Neutrons play a pivotal role in nuclear fission, acting as the particles that can initiate a chain reaction and are products of the fission process. In a nuclear fission reaction, when a large atomic nucleus such as uranium-235 absorbs an additional neutron, it becomes unstable and splits into smaller nuclei. This splitting releases energy and emits more neutrons.

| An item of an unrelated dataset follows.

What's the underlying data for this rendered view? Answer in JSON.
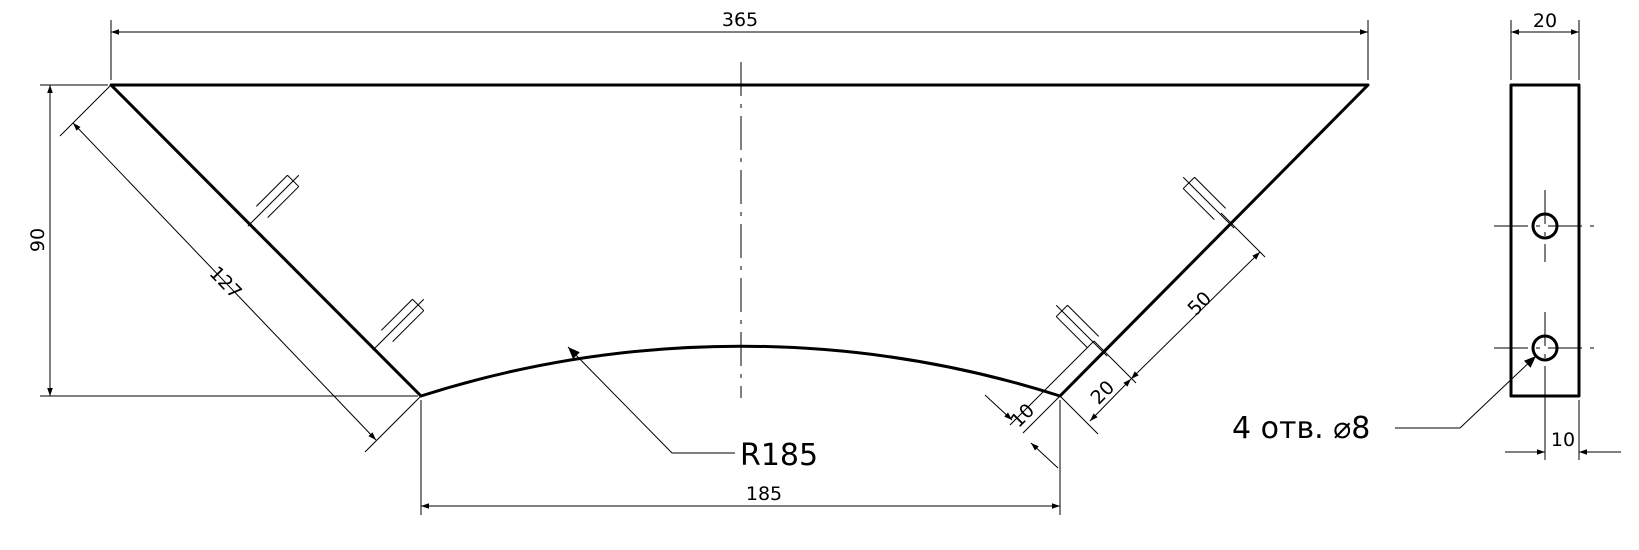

• These free neutrons can then collide with other uranium-235 nuclei, potentially causing further fission reactions.
• This process is what makes nuclear reactors so powerful as they convert the stored nuclear energy into usable energy.

Understanding the number of emitted neutrons is crucial because it influences the reaction's sustainability and control. In the given exercise, when uranium-235 undergoes fission, three neutrons are emitted, which participate in further reactions, continuing the chain reaction.

Uranium-235 is a significant isotope in nuclear fission due to its ability to easily undergo fission upon absorbing a neutron. It is one of the most common isotopes used in nuclear reactors and atomic bombs.

• Uranium-235 has 92 protons and 143 neutrons, leading to a combined mass number of 235.
• This isotope is key in sustaining a chain reaction due to its properties to emit additional neutrons upon fission.

When uranium-235 undergoes fission, it splits into smaller nuclei, such as xenon-142 and strontium-90, while releasing energy and free neutrons. This property makes it very valuable in nuclear power generation, where the goal is to harness the energy released from these reactions.

In nuclear reactions such as fission, the law of conservation of mass number is a fundamental principle. This means that the sum of the mass numbers of the reactants equals the sum of the mass numbers of the products and any emitted neutrons.For the given reaction involving uranium-235, this principle can be observed:

• The initial mass number of uranium-235 is 235.
• After fission, the sum of the mass numbers of xenon-142, strontium-90, and the emitted neutrons must also be 235.

The equation used to solve for the number of neutrons included these components:\[235 = 142 + 90 + x\]Where \(x\) represents the number of neutrons emitted. Solving yields 3 neutrons, ensuring mass number conservation.

Atomic number conservation is another critical aspect of nuclear fission. It involves maintaining the total number of protons, crucial for understanding how nuclear equations balance. In the exercise, the uranium-235 atom, with an atomic number of 92, splits into xenon-142 and strontium-90:

• Xenon's atomic number is 54.
• Strontium's atomic number is 38.

Adding these together gives 54 + 38 = 92, which matches the atomic number of the original uranium-235 nucleus. This conservation ensures that the fundamental structure at the nuclear level is maintained, providing a balanced perspective of how nuclear reactions preserve certain properties, despite significant changes occurring at the atomic nucleus level.